The relationship between serum testosterone (T) and the metabolic syndrome was examined in a systematic review of 20 manuscripts (13 cross sectional, 3 longitudinal and 4 randomized controlled studies). Consistent outcomes of these papers were presented and compared.
Metabolic Syndrome (MetS) is a cluster of risk factors including abdominal obesity, increased blood glucose and/or insulin resistance, dyslipidemia and hypertension. MetS is associated with a two-fold increase of 5-10 year risk of cardiovascular (CV) diseases and five-fold increase in risk for type 2 diabetes (T2DM). The presence of hypogonadism in men with MetS and erectile dysfunction (ED) is associated with a greater severity of symptoms of sexual dysfunction, other than ED. ED and male hypogonadism have been recently recognized as possible predictors of forthcoming metabolic diseases and CV events. ED subjects have been considered paradoxically “lucky” because this symptom might offer them the opportunity to screen for the presence of ED-associated morbidities, including hypogonadism.
The specific mechanism through which hypogonadism might affect CV health have not been completely clarified, but both clinical and animal evidence shows that T exerts a favorable effect upon vascular reactivity, inflammation, cytokine production and adhesion molecule expressions, as well as on serum lipid concentration and hemostatic factors. It has been speculated that the presence of hypogonadism and ED in subjects with MetS should alert clinicians that such people deserve a more intensive lifestyle changes at an early stage to delay progression to a higher risk category. Unfortunately, no study has specifically evaluated this point in subjects with ED, whereas only a few RCTs on the metabolic effect of T replacement therapy in subjects with MetS have been published.
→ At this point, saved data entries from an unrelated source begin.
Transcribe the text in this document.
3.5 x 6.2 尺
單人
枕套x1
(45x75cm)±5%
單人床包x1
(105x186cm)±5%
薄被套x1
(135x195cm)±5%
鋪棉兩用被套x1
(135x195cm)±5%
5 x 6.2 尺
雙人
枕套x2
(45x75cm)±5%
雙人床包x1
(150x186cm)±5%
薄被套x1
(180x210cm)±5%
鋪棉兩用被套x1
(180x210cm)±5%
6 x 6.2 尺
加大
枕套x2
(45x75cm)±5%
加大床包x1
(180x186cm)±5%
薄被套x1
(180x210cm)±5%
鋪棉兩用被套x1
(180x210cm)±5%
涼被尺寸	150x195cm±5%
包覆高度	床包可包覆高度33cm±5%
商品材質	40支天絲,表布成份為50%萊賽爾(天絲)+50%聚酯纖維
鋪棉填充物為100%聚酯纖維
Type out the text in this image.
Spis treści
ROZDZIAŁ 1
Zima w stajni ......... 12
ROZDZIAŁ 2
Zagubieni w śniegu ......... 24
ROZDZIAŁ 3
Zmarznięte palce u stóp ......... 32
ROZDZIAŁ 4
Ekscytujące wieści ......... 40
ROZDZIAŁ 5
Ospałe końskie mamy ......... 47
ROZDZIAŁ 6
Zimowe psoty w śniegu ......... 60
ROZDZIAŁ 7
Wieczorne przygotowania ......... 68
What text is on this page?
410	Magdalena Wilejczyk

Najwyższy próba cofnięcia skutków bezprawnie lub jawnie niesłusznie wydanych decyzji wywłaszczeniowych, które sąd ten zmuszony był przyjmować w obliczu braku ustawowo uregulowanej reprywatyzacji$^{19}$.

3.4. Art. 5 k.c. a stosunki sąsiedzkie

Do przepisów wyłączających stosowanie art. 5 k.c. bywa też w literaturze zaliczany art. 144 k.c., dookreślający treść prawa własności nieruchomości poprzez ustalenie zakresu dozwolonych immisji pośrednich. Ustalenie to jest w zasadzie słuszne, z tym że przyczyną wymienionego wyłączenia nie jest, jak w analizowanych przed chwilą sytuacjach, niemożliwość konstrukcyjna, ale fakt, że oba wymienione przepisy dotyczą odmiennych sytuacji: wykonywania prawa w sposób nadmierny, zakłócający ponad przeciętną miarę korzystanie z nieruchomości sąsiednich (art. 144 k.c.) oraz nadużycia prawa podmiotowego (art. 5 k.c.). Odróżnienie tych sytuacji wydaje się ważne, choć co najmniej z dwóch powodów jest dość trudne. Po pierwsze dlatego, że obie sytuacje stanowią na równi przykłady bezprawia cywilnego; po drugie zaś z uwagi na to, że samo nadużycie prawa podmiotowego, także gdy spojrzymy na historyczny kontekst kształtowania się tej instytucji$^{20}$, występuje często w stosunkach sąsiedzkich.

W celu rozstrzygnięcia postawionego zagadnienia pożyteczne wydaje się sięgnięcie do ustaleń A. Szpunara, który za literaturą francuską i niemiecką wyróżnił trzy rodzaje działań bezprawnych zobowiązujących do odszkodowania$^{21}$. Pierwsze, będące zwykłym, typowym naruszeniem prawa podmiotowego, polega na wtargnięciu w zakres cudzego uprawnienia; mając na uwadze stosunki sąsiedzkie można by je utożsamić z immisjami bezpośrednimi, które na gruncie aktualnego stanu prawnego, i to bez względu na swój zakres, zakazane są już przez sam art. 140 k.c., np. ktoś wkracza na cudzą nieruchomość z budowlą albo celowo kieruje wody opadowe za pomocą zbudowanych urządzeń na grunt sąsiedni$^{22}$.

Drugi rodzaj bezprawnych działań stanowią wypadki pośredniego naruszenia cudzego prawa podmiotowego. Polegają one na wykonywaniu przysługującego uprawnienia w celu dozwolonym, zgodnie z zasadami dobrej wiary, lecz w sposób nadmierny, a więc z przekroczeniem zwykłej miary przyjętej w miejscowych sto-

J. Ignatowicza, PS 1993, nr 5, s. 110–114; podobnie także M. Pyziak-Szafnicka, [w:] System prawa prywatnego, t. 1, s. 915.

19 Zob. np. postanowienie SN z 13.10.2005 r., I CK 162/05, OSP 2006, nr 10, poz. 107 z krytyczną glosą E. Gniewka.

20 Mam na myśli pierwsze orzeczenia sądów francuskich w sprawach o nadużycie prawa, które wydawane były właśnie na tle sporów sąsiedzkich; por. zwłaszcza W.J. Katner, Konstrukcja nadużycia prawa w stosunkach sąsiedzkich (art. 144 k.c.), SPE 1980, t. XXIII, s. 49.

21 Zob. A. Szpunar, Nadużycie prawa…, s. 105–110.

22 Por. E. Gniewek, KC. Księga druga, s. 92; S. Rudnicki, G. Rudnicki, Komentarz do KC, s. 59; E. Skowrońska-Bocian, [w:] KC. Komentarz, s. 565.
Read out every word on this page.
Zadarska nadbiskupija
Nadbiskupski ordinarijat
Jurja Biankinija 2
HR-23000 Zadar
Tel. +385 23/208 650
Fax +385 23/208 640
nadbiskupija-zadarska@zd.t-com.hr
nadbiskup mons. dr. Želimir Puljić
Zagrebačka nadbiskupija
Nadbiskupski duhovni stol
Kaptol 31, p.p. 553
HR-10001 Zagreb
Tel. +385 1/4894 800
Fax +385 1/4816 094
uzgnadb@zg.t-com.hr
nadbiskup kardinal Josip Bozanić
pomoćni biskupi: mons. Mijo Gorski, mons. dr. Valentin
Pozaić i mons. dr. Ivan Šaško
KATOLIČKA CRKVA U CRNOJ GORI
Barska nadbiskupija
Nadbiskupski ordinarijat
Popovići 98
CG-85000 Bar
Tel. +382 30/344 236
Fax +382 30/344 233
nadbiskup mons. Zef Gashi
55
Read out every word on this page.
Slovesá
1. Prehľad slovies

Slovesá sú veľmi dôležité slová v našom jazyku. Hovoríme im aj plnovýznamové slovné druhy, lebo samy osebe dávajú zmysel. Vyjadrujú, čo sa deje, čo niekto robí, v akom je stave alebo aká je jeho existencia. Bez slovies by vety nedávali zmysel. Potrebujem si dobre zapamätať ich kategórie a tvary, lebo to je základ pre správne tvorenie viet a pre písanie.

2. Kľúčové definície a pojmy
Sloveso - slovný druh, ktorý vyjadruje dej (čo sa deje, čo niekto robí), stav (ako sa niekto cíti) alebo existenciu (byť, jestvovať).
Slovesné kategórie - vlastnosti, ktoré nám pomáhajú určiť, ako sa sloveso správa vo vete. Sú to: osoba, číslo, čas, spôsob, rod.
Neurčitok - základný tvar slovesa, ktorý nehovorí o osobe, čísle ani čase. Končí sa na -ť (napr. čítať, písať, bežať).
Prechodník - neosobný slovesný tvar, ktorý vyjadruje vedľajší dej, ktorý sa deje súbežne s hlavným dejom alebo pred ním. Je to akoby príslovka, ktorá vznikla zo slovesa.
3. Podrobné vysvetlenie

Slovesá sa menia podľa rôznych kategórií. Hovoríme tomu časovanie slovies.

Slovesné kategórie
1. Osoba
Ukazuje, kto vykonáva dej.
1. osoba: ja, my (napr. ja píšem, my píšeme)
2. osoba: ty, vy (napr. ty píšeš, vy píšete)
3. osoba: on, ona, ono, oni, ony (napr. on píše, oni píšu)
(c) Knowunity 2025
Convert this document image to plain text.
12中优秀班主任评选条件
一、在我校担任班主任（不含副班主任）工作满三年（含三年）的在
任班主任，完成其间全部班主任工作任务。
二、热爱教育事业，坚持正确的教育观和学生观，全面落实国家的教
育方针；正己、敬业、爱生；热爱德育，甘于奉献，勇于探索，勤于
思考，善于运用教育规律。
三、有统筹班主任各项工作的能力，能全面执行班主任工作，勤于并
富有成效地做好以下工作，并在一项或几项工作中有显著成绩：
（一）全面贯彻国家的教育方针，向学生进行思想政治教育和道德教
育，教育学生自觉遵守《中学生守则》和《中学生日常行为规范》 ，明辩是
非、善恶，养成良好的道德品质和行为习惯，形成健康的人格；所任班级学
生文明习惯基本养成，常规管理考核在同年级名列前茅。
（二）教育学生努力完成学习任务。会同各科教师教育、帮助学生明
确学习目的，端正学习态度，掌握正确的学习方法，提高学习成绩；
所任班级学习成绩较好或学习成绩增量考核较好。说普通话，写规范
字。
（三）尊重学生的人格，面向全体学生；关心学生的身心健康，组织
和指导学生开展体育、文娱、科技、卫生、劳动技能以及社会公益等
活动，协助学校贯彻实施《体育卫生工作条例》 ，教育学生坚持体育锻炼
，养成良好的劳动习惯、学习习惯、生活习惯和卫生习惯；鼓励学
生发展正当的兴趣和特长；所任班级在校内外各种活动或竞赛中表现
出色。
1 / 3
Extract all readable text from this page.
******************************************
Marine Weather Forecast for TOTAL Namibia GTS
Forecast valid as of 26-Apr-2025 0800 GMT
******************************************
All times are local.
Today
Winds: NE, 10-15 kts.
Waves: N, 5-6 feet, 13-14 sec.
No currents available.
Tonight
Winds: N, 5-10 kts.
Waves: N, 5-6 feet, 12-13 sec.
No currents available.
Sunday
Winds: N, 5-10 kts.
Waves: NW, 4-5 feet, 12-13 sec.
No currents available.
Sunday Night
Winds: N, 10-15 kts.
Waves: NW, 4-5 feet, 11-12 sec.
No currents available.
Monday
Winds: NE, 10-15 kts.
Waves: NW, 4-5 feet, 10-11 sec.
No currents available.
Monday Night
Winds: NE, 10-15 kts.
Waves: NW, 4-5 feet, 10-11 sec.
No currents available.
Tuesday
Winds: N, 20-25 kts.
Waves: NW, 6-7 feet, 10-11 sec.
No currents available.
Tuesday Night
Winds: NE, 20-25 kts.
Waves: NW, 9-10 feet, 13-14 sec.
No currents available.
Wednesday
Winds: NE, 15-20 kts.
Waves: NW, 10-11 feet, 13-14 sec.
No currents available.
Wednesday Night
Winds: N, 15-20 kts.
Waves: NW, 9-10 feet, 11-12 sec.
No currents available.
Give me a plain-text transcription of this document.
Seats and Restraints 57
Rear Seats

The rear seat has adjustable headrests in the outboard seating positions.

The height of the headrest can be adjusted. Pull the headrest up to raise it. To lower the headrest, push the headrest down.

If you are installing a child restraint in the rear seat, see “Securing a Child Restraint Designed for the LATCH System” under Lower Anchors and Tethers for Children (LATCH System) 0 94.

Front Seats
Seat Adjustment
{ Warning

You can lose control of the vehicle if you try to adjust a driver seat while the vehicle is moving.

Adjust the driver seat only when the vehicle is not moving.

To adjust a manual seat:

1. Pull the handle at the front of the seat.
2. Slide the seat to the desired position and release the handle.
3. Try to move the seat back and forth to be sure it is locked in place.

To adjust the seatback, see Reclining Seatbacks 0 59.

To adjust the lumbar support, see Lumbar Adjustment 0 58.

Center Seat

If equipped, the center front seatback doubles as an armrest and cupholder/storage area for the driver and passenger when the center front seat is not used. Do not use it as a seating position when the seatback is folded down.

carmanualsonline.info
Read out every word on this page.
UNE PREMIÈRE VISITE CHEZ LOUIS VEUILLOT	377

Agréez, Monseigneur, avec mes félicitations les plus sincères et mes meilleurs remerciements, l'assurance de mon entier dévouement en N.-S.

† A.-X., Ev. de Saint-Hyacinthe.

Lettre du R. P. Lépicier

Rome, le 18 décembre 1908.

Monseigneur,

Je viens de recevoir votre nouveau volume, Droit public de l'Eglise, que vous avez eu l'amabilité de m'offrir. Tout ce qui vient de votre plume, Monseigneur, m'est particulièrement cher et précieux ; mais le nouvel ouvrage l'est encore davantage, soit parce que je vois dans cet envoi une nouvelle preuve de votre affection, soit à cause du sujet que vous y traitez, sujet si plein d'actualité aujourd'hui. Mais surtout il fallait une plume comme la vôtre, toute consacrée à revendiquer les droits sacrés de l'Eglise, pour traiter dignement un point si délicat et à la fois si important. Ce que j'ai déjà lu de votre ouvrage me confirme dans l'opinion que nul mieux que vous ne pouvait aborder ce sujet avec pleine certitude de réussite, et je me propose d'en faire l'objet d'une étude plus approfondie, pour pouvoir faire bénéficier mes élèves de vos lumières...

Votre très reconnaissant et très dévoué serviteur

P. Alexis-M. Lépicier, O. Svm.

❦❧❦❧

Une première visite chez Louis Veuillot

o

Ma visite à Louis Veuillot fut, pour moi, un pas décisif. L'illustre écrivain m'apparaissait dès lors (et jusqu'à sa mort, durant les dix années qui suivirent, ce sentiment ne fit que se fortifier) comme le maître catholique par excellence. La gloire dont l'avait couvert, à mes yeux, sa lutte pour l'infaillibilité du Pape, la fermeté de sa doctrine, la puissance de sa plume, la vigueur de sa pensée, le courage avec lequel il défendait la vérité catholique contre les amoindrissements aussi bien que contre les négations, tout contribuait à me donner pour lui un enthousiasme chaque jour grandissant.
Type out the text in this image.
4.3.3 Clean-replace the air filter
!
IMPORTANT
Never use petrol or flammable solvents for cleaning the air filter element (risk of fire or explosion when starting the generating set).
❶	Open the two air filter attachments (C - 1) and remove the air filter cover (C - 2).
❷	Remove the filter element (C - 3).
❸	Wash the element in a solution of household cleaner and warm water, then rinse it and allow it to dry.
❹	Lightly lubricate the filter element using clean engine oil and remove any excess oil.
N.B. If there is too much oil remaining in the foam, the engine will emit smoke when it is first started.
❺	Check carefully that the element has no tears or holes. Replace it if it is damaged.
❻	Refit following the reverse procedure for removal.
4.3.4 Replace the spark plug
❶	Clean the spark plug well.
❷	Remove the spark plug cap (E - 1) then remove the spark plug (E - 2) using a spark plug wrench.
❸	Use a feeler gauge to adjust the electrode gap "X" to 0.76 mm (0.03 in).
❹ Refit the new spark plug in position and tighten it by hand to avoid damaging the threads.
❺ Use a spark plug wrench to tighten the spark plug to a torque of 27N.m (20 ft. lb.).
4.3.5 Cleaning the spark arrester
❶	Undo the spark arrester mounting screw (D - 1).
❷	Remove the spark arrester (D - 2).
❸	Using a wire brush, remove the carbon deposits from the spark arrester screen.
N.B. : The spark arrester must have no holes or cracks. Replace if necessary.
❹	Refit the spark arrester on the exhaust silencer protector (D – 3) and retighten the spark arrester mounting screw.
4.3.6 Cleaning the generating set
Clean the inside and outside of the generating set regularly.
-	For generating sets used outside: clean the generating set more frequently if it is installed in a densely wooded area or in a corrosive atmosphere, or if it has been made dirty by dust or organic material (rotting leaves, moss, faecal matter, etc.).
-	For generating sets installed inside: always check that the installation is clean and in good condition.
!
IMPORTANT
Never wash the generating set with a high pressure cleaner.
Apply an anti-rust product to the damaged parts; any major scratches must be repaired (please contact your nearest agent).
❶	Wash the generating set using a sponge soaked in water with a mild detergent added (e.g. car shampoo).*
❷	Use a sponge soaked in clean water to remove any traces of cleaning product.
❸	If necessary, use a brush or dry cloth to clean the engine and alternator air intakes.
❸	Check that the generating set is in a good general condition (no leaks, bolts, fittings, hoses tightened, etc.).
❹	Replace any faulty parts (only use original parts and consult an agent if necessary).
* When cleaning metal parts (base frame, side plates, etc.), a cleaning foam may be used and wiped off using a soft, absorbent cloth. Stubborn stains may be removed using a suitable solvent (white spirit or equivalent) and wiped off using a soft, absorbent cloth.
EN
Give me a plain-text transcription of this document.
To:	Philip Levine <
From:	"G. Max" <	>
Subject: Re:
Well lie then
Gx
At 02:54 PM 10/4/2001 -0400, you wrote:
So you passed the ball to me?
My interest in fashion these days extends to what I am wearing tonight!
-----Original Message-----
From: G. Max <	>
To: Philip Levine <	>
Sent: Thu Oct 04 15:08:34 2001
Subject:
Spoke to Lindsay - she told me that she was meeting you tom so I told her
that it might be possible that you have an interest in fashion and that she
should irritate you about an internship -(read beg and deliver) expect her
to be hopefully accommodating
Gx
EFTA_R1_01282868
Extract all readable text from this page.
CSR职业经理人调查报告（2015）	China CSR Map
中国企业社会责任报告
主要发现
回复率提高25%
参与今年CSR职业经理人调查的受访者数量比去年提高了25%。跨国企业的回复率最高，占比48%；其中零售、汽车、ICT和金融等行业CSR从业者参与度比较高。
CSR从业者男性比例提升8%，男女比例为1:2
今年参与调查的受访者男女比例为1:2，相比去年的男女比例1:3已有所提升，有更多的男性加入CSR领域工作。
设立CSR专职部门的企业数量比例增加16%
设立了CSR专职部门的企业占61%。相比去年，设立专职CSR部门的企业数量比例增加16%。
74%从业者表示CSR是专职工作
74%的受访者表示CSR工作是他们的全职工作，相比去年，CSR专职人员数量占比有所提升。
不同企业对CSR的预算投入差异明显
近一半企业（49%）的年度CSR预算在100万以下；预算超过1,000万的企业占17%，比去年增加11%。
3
MetS is significantly associated with an overall lower total testosterone (TT). This difference is more evident in studies conducted in subjects with ED than in those without. The association among MetS, hypogonadism and ED is well recognized; in fact the syndrome is highly prevalent in subjects with ED and low T. The specific mechanisms linking MetS and male hypogonadism have not been completely clarified. Low T could be considered one of the many adverse consequences of overweight and obesity. On the other hand, hypogonadism could contribute to the accumulation of excess fat and to the reduction of insulin sensitive muscular mass, thus establishing a vicious cycle. Insulin resistance has been recently considered the common pathogenic link between ED, MetS and male hypogonadism.
Reference: Corona G, Monami M, et al. Testosterone and metabolic syndrome. J Sex Med 2011;8:272-283.